Mr. Ballenger was also the principal author of the certiorari and merits briefing in two important environmental cases in 2009: Entergy et al. v. Riverkeeper, 129 S. Ct. 1498 (2009), which vindicated EPA’s authority to use cost-benefit analysis under the Clean Water Act, and BNSF et al. v. United States, 129 S. Ct. 1870 (2009), which clarified that environmental cleanup liability under CERCLA is not always joint and several but instead should often be apportioned based on relative fault. Professor Richard Lazarus, a prominent expert on environmental law, wrote that neither case “would likely have been granted without [Latham’s] skill” and that industry had long “tried and failed to persuade the Court to grant review” of the CERCLA issue in particular.
Intellectual Property
Mr. Ballenger was the principal author of the briefing in several landmark patent cases in recent years, including the merits briefing for Genentech in MedImmune v. Genentech, 549 U.S. 118 (2007), the certiorari and merits briefing for Quanta Computer in the patent exhaustion case Quanta Computer, Inc. v. LG Electronics, 128 S.Ct. 2109 (2008), and the Federal Circuit briefing for Prometheus Labs in Prometheus v. Mayo, 581 F.3d 1336 (Fed. Cir. 2009)—which recently held that medical diagnostic and treatment methods are patentable under § 101. Mr. Ballenger has spoken extensively to industry and bar groups concerning the patent exhaustion issues in Quanta and the limitations on licensee challenges to the validity of patents after MedImmune.

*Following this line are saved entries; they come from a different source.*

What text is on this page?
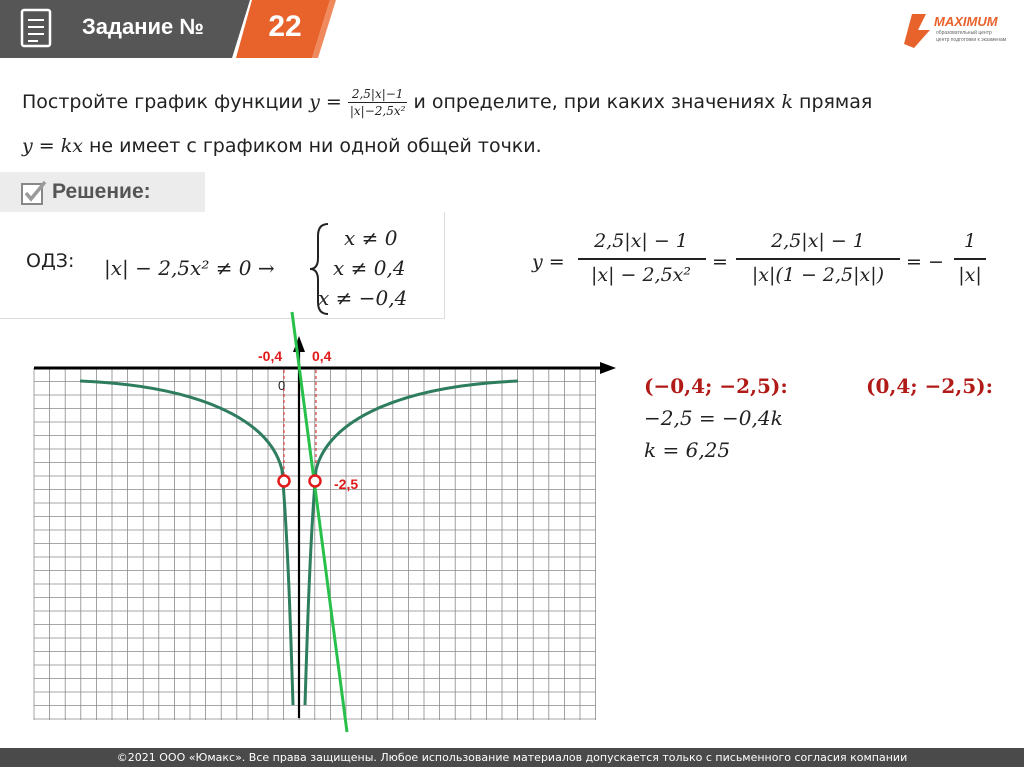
Задание №	22	MAXIMUM
образовательный центр
центр подготовки к экзаменам
Постройте график функции $y = \frac{2,5|x|-1}{\text{|x|−2,5x²}}$ и определите, при каких значениях k прямая
y = kx не имеет с графиком ни одной общей точки.
Решение:
ОДЗ: |x| − 2,5x² ≠ 0 →
x ≠ 0
x ≠ 0,4
x ≠ −0,4
y =
2,5|x| − 1
|x| − 2,5x²
=
2,5|x| − 1
|x|(1 − 2,5|x|)
= −
1
|x|
-0,4 0,4
0
-2,5
(−0,4; −2,5):
−2,5 = −0,4k
k = 6,25
(0,4; −2,5):
©2021 ООО «Юмакс». Все права защищены. Любое использование материалов допускается только с письменного согласия компании
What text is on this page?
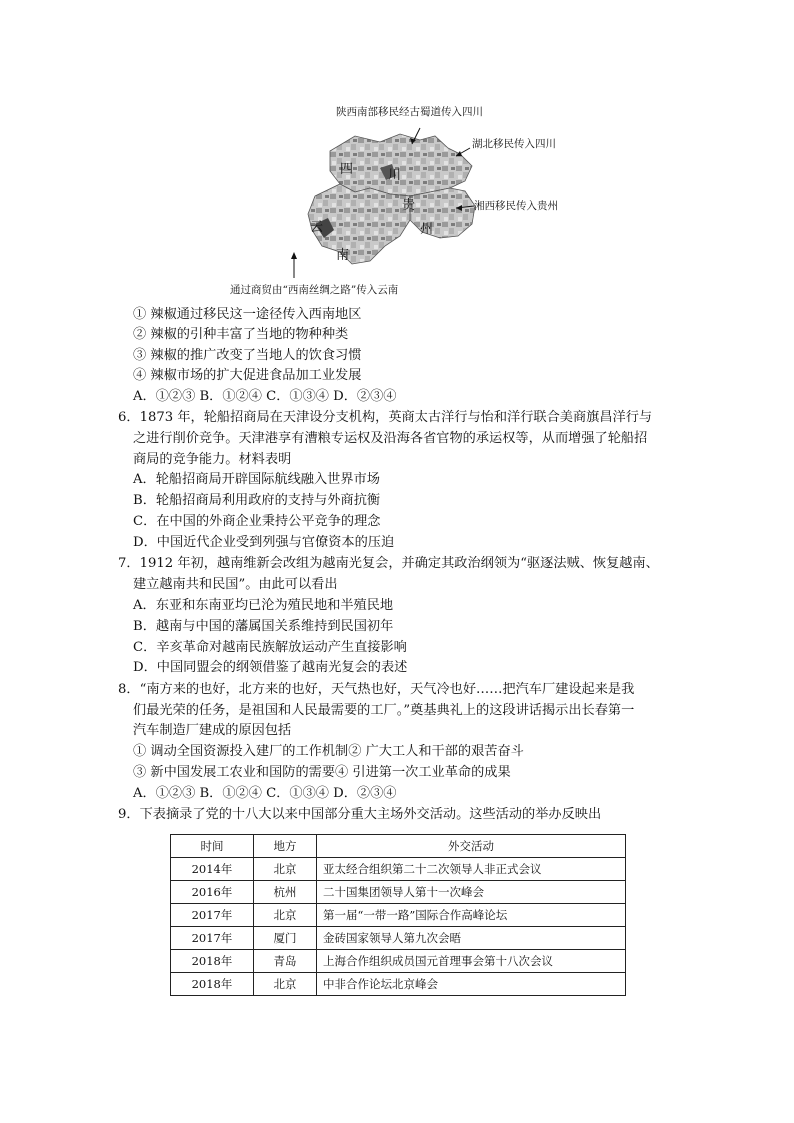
陕西南部移民经古蜀道传入四川
湖北移民传入四川
湘西移民传入贵州
通过商贸由“西南丝绸之路”传入云南
四	川
贵
州
云
南
① 辣椒通过移民这一途径传入西南地区
② 辣椒的引种丰富了当地的物种种类
③ 辣椒的推广改变了当地人的饮食习惯
④ 辣椒市场的扩大促进食品加工业发展
A．①②③ B．①②④ C．①③④ D．②③④
6．1873 年，轮船招商局在天津设分支机构，英商太古洋行与怡和洋行联合美商旗昌洋行与
之进行削价竞争。天津港享有漕粮专运权及沿海各省官物的承运权等，从而增强了轮船招
商局的竞争能力。材料表明
A．轮船招商局开辟国际航线融入世界市场
B．轮船招商局利用政府的支持与外商抗衡
C．在中国的外商企业秉持公平竞争的理念
D．中国近代企业受到列强与官僚资本的压迫
7．1912 年初，越南维新会改组为越南光复会，并确定其政治纲领为“驱逐法贼、恢复越南、
建立越南共和民国”。由此可以看出
A．东亚和东南亚均已沦为殖民地和半殖民地
B．越南与中国的藩属国关系维持到民国初年
C．辛亥革命对越南民族解放运动产生直接影响
D．中国同盟会的纲领借鉴了越南光复会的表述
8．“南方来的也好，北方来的也好，天气热也好，天气冷也好……把汽车厂建设起来是我
们最光荣的任务，是祖国和人民最需要的工厂。”奠基典礼上的这段讲话揭示出长春第一
汽车制造厂建成的原因包括
① 调动全国资源投入建厂的工作机制② 广大工人和干部的艰苦奋斗
③ 新中国发展工农业和国防的需要④ 引进第一次工业革命的成果
A．①②③ B．①②④ C．①③④ D．②③④
9．下表摘录了党的十八大以来中国部分重大主场外交活动。这些活动的举办反映出
时间	地方	外交活动
2014年	北京	亚太经合组织第二十二次领导人非正式会议
2016年	杭州	二十国集团领导人第十一次峰会
2017年	北京	第一届“一带一路”国际合作高峰论坛
2017年	厦门	金砖国家领导人第九次会晤
2018年	青岛	上海合作组织成员国元首理事会第十八次会议
2018年	北京	中非合作论坛北京峰会
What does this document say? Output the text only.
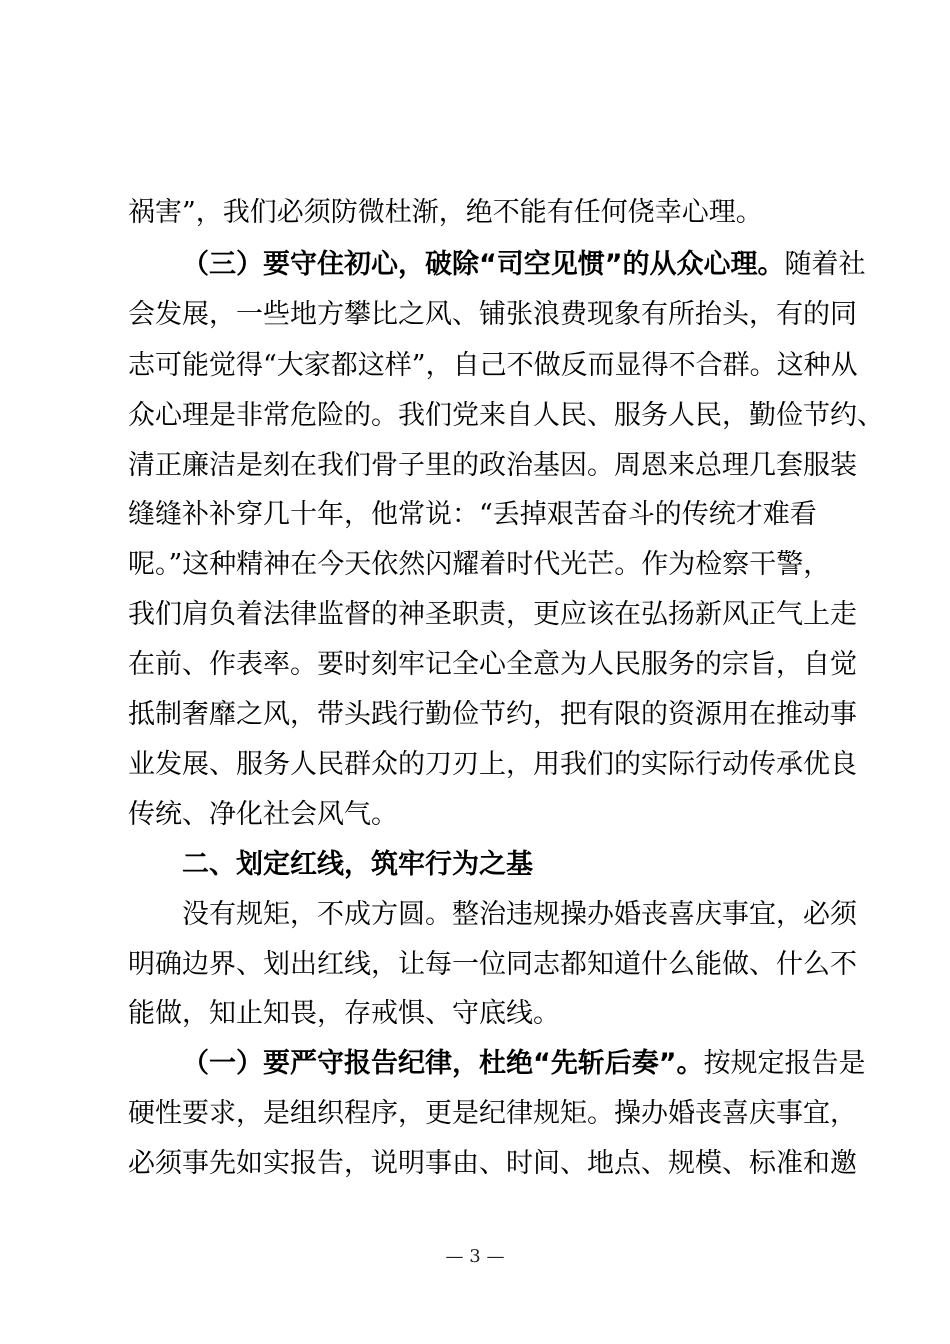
祸害”，我们必须防微杜渐，绝不能有任何侥幸心理。
（三）要守住初心，破除“司空见惯”的从众心理。随着社
会发展，一些地方攀比之风、铺张浪费现象有所抬头，有的同
志可能觉得“大家都这样”，自己不做反而显得不合群。这种从
众心理是非常危险的。我们党来自人民、服务人民，勤俭节约、
清正廉洁是刻在我们骨子里的政治基因。周恩来总理几套服装
缝缝补补穿几十年，他常说：“丢掉艰苦奋斗的传统才难看
呢。”这种精神在今天依然闪耀着时代光芒。作为检察干警，
我们肩负着法律监督的神圣职责，更应该在弘扬新风正气上走
在前、作表率。要时刻牢记全心全意为人民服务的宗旨，自觉
抵制奢靡之风，带头践行勤俭节约，把有限的资源用在推动事
业发展、服务人民群众的刀刃上，用我们的实际行动传承优良
传统、净化社会风气。
二、划定红线，筑牢行为之基
没有规矩，不成方圆。整治违规操办婚丧喜庆事宜，必须
明确边界、划出红线，让每一位同志都知道什么能做、什么不
能做，知止知畏，存戒惧、守底线。
（一）要严守报告纪律，杜绝“先斩后奏”。按规定报告是
硬性要求，是组织程序，更是纪律规矩。操办婚丧喜庆事宜，
必须事先如实报告，说明事由、时间、地点、规模、标准和邀
— 3 —
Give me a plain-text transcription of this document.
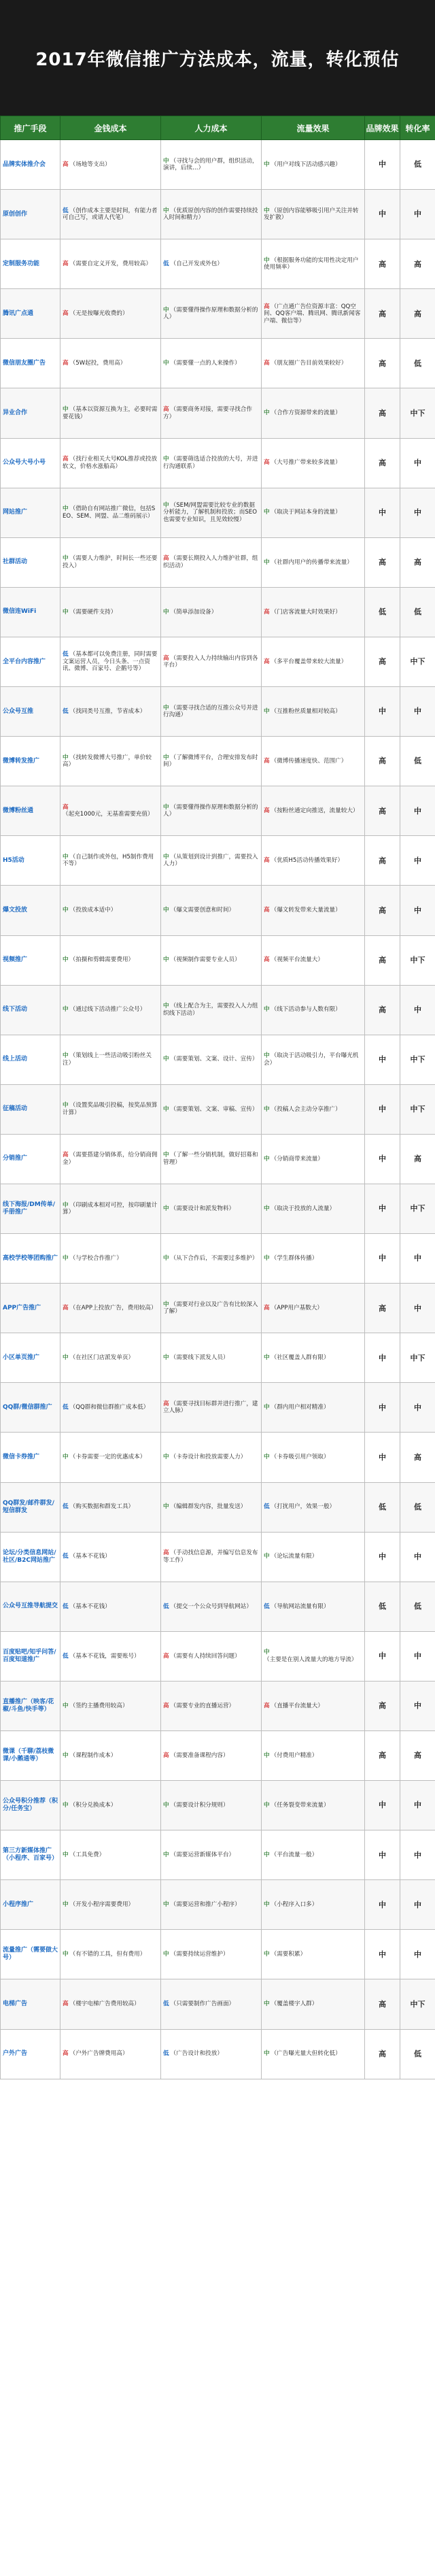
2017年微信推广方法成本，流量，转化预估
推广手段	金钱成本	人力成本	流量效果	品牌效果	转化率
品牌实体推介会	高 （场地等支出）	中 （寻找与会的用户群，组织活动，演讲，后续…）	中 （用户对线下活动感兴趣）	中	低
原创创作	低 （创作成本主要是时间，有能力者可自己写，或请人代笔）	中 （优质原创内容的创作需要持续投入时间和精力）	中 （原创内容能够吸引用户关注并转发扩散）	中	中
定制服务功能	高 （需要自定义开发，费用较高）	低 （自己开发或外包）	中 （根据服务功能的实用性决定用户使用频率）	高	高
腾讯广点通	高 （无是按曝光收费的）	中 （需要懂得操作原理和数据分析的人）	高 （广点通广告位资源丰富：QQ空间、QQ客户端、腾讯网、腾讯新闻客户端、微信等）	高	高
微信朋友圈广告	高 （5W起投，费用高）	中 （需要懂一点的人来操作）	高 （朋友圈广告目前效果较好）	高	低
异业合作	中 （基本以资源互换为主，必要时需要花钱）	高 （需要商务对接，需要寻找合作方）	中 （合作方资源带来的流量）	高	中下
公众号大号小号	高 （找行业相关大号KOL推荐或投放软文，价格水涨船高）	中 （需要筛选适合投放的大号，并进行沟通联系）	高 （大号推广带来较多流量）	高	中
网站推广	中 （借助自有网站推广微信，包括SEO、SEM、网盟、品二维码展示）	中 （SEM/网盟需要比较专业的数据分析能力，了解机制和投放；而SEO也需要专业知识，且见效较慢）	中 （取决于网站本身的流量）	中	中
社群活动	中 （需要人力维护，时间长一些还要投入）	高 （需要长期投入人力维护社群，组织活动）	中 （社群内用户的传播带来流量）	高	高
微信连WiFi	中 （需要硬件支持）	中 （简单添加设备）	高 （门店客流量大时效果好）	低	低
全平台内容推广	低 （基本都可以免费注册，同时需要文案运营人员，今日头条、一点资讯、微博、百家号、企鹅号等）	高 （需要投入人力持续输出内容到各平台）	高 （多平台覆盖带来较大流量）	高	中下
公众号互推	低 （找同类号互推，节省成本）	中 （需要寻找合适的互推公众号并进行沟通）	中 （互推粉丝质量相对较高）	中	中
微博转发推广	中 （找转发微博大号推广，单价较高）	中 （了解微博平台，合理安排发布时间）	高 （微博传播速度快、范围广）	高	低
微博粉丝通	高（起充1000元，无基准需要充值）	中 （需要懂得操作原理和数据分析的人）	高 （按粉丝通定向推送，流量较大）	高	中
H5活动	中 （自己制作或外包，H5制作费用不等）	中 （从策划到设计到推广，需要投入人力）	高 （优质H5活动传播效果好）	高	中
爆文投放	中 （投放成本适中）	中 （爆文需要创意和时间）	高 （爆文转发带来大量流量）	高	中
视频推广	中 （拍摄和剪辑需要费用）	中 （视频制作需要专业人员）	高 （视频平台流量大）	高	中下
线下活动	中 （通过线下活动推广公众号）	中 （线上配合为主，需要投入人力组织线下活动）	中 （线下活动参与人数有限）	高	中
线上活动	中 （策划线上一些活动吸引粉丝关注）	中 （需要策划、文案、设计、宣传）	中 （取决于活动吸引力，平台曝光机会）	中	中下
征稿活动	中 （设置奖品吸引投稿，按奖品预算计算）	中 （需要策划、文案、审稿、宣传）	中 （投稿人会主动分享推广）	中	中下
分销推广	高 （需要搭建分销体系，给分销商佣金）	中 （了解一些分销机制，做好招募和管理）	中 （分销商带来流量）	中	高
线下海报/DM传单/手册推广	中 （印刷成本相对可控，按印刷量计算）	中 （需要设计和派发物料）	中 （取决于投放的人流量）	中	中下
高校学校等团购推广	中 （与学校合作推广）	中 （从下合作后，不需要过多维护）	中 （学生群体传播）	中	中
APP广告推广	高 （在APP上投放广告，费用较高）	中 （需要对行业以及广告有比较深入了解）	高 （APP用户基数大）	高	中
小区单页推广	中 （在社区门店派发单页）	中 （需要线下派发人员）	中 （社区覆盖人群有限）	中	中下
QQ群/微信群推广	低 （QQ群和微信群推广成本低）	高 （需要寻找目标群并进行推广，建立人脉）	中 （群内用户相对精准）	中	中
微信卡券推广	中 （卡券需要一定的优惠成本）	中 （卡券设计和投放需要人力）	中 （卡券吸引用户领取）	中	高
QQ群发/邮件群发/短信群发	低 （购买数据和群发工具）	中 （编辑群发内容，批量发送）	低 （打扰用户，效果一般）	低	低
论坛/分类信息网站/社区/B2C网站推广	低 （基本不花钱）	高 （手动找信息源，并编写信息发布等工作）	中 （论坛流量有限）	中	中
公众号互推导航提交	低 （基本不花钱）	低 （提交一个公众号到导航网站）	低 （导航网站流量有限）	低	低
百度贴吧/知乎问答/百度知道推广	低 （基本不花钱，需要账号）	高 （需要有人持续回答问题）	中（主要是在别人流量大的地方导流）	中	中
直播推广（映客/花椒/斗鱼/快手等）	中 （签约主播费用较高）	高 （需要专业的直播运营）	高 （直播平台流量大）	高	中
微课（千聊/荔枝微课/小鹅通等）	中 （课程制作成本）	高 （需要准备课程内容）	中 （付费用户精准）	高	高
公众号积分推荐（积分/任务宝）	中 （积分兑换成本）	中 （需要设计积分规则）	中 （任务裂变带来流量）	中	中
第三方新媒体推广（小程序、百家号）	中 （工具免费）	中 （需要运营新媒体平台）	中 （平台流量一般）	中	中
小程序推广	中 （开发小程序需要费用）	中 （需要运营和推广小程序）	中 （小程序入口多）	中	中
流量推广（需要做大号）	中 （有不错的工具，但有费用）	中 （需要持续运营维护）	中 （需要积累）	中	中
电梯广告	高 （楼宇电梯广告费用较高）	低 （只需要制作广告画面）	中 （覆盖楼宇人群）	高	中下
户外广告	高 （户外广告牌费用高）	低 （广告设计和投放）	中 （广告曝光量大但转化低）	高	低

White-Collar Criminal/Regulatory Matters
In addition to the briefing for Arthur Andersen before the Supreme Court, Mr. Ballenger recently briefed and argued the appeal for one of the defendants in what the Second Circuit has called “the largest criminal tax case in American history”—the prosecutions arising out of KPMG’s tax practice in the late 1990s. See United States v. Stein, 541 F.3d 130 (2nd Cir. 2008). He wrote the appellate and Supreme Court briefs for Joseph Nacchio, the former CEO of Qwest Communications, in his insider trading case. The Wall Street Journal Online called Nacchio’s opening brief “The Great American Appellate Brief.” In 2007 Mr. Ballenger also briefed and argued a novel motion to dismiss SEC enforcement proceedings against Salvatore Sodano, the former head of the American Stock Exchange, and won an unprecedented complete dismissal from the administrative law judge.